I am conducting an analysis using a longitudinal dataset from an ongoing cohort that spans over 5.5 years of follow-up. Children are evaluated on their development every few months over this period and have been evaluated up to 8 times. At each evaluation, they will be categorized as "delayed" or "not delayed" in their development. Children do not exit the study when they are categorized as "delayed," they continue to be followed up. Children have entered the study at different moments in time and exit the study at different moments (only if they were lost to follow-up).

My research question is asking how development in a group of individuals has changed over this time period. I want to know if using Poisson regression is a good technique because my outcome is in the form of counts. I would like to measure the same children throughout the entire study period to understand their rates of developmental delay over time and with each evaluation.
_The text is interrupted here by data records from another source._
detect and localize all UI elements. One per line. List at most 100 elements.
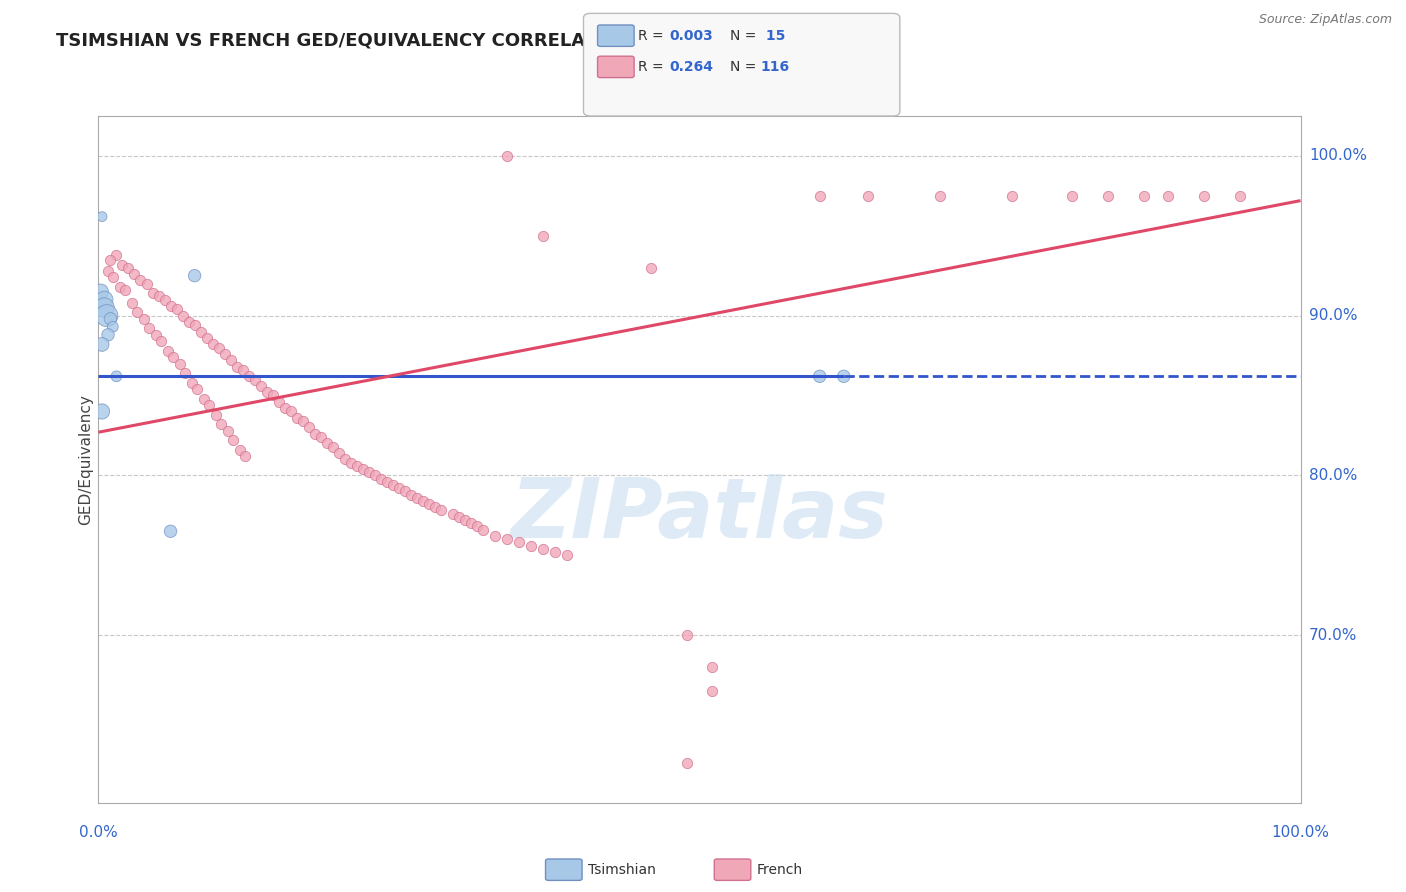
Point [460,516,482,531]
Point [105,248,128,262]
Point [856,189,879,203]
Point [447,509,470,524]
Point [198,398,221,412]
Point [162,350,184,364]
Point [676,628,699,642]
Point [333,452,356,467]
Point [1229,189,1251,203]
Point [91,210,114,224]
Text: 116: 116 [761,60,790,74]
Point [496,149,519,163]
Point [124,267,146,281]
Point [531,228,554,243]
Point [309,430,332,444]
Point [520,539,543,553]
Text: 0.264: 0.264 [669,60,713,74]
Point [315,436,337,450]
Point [172,309,194,323]
Text: 80.0%: 80.0% [1309,467,1357,483]
Point [274,401,297,416]
Point [370,471,392,485]
Point [159,299,181,313]
Point [97,264,120,278]
Point [340,456,363,470]
Text: 15: 15 [761,29,785,43]
Point [177,315,200,329]
Point [1097,189,1119,203]
Point [208,341,231,355]
Text: N =: N = [730,29,761,43]
Point [190,325,212,339]
Text: Tsimshian: Tsimshian [588,863,655,877]
Point [1194,189,1216,203]
Point [159,524,181,539]
Point [93,293,115,307]
Point [141,286,163,301]
Point [195,331,218,345]
Point [93,301,115,315]
Point [166,302,188,317]
Point [249,379,271,393]
Point [676,756,699,770]
Point [193,392,215,406]
Point [149,334,172,348]
Point [153,293,176,307]
Point [465,519,488,533]
Text: N =: N = [730,60,761,74]
Point [430,503,453,517]
Point [214,347,236,361]
Point [243,372,266,386]
Point [304,426,326,441]
Point [700,660,723,674]
Text: R =: R = [638,60,668,74]
Point [352,462,374,476]
Point [138,321,160,335]
Text: TSIMSHIAN VS FRENCH GED/EQUIVALENCY CORRELATION CHART: TSIMSHIAN VS FRENCH GED/EQUIVALENCY CORR… [56,31,707,49]
Point [291,414,314,428]
Point [394,484,416,499]
Point [183,318,205,333]
Point [472,523,495,537]
Point [183,268,205,283]
Point [233,449,256,463]
Point [105,369,128,384]
Point [90,285,112,299]
Point [232,363,254,377]
Point [209,417,232,432]
Point [205,408,228,422]
Point [418,497,440,511]
Point [186,382,208,396]
Text: 0.003: 0.003 [669,29,713,43]
Point [148,289,170,303]
Point [114,283,136,297]
Point [225,359,247,374]
Text: Source: ZipAtlas.com: Source: ZipAtlas.com [1258,13,1392,27]
Point [97,327,120,342]
Point [285,410,308,425]
Point [145,327,167,342]
Point [640,260,662,275]
Point [91,404,114,418]
Point [1133,189,1156,203]
Point [375,475,398,489]
Point [808,189,831,203]
Point [96,309,118,323]
Text: French: French [756,863,803,877]
Point [388,481,411,495]
Text: ZIPatlas: ZIPatlas [510,474,889,555]
Point [399,487,422,501]
Point [808,369,831,384]
Text: 100.0%: 100.0% [1309,148,1367,163]
Point [700,684,723,698]
Point [238,369,260,384]
Text: 70.0%: 70.0% [1309,628,1357,642]
Point [346,458,368,473]
Point [229,442,252,457]
Point [201,337,224,351]
Point [357,465,380,479]
Point [219,353,242,368]
Point [256,385,278,400]
Point [423,500,446,515]
Point [108,280,131,294]
Point [157,343,180,358]
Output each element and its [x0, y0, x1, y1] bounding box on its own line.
However, when using Stata, I have always thought that a timevar had to be specified, but I don't have an exit variable in my study because children never exit, unless they are lost to follow-up:

stset **timevar**, fail(delay) origin(dob) enter(date_first_eval) id(id_child) scale(365.25)

Is there a way to create a time variable variable when there IS lost to follow-up, or do you think I should use a different statistical method?
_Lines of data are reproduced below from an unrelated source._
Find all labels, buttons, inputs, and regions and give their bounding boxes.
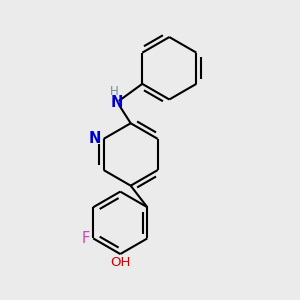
- Text: H: H: [110, 85, 119, 98]
- Text: N: N: [111, 95, 124, 110]
- Text: OH: OH: [110, 256, 130, 268]
- Text: N: N: [88, 131, 101, 146]
- Text: F: F: [81, 231, 90, 246]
I then would want to assume that the rates of delay are constant within age bands and for each individual in the dataset and I would divide my dataset into parts that refer to the follow-up of a single participant though a single age band by creating a current_age variable using the stplit command to allow me to control for current age in the analysis. This would allow me to see the rates of delay at each age time point or evaluation and obtain a rate ratio that takes current age into account.

Do you think this method outlined above is an ideal method for my analysis? After understanding the rates of delay (whether they have increased or decreased over this study period), I would like to examine if different factors are associated with their delay, ie. income level of family, age of mother, mother's education level, etc. and was considering adding these independent variables to my Poisson regression model.

I tried using logistic regression, but have found that this isn't ideal if I want to measure counts as my outcome and take time into account. I have now tried to use Poisson regression, but could not define a time variable.

If you have any suggestions, please let me know.

Thank you for reading!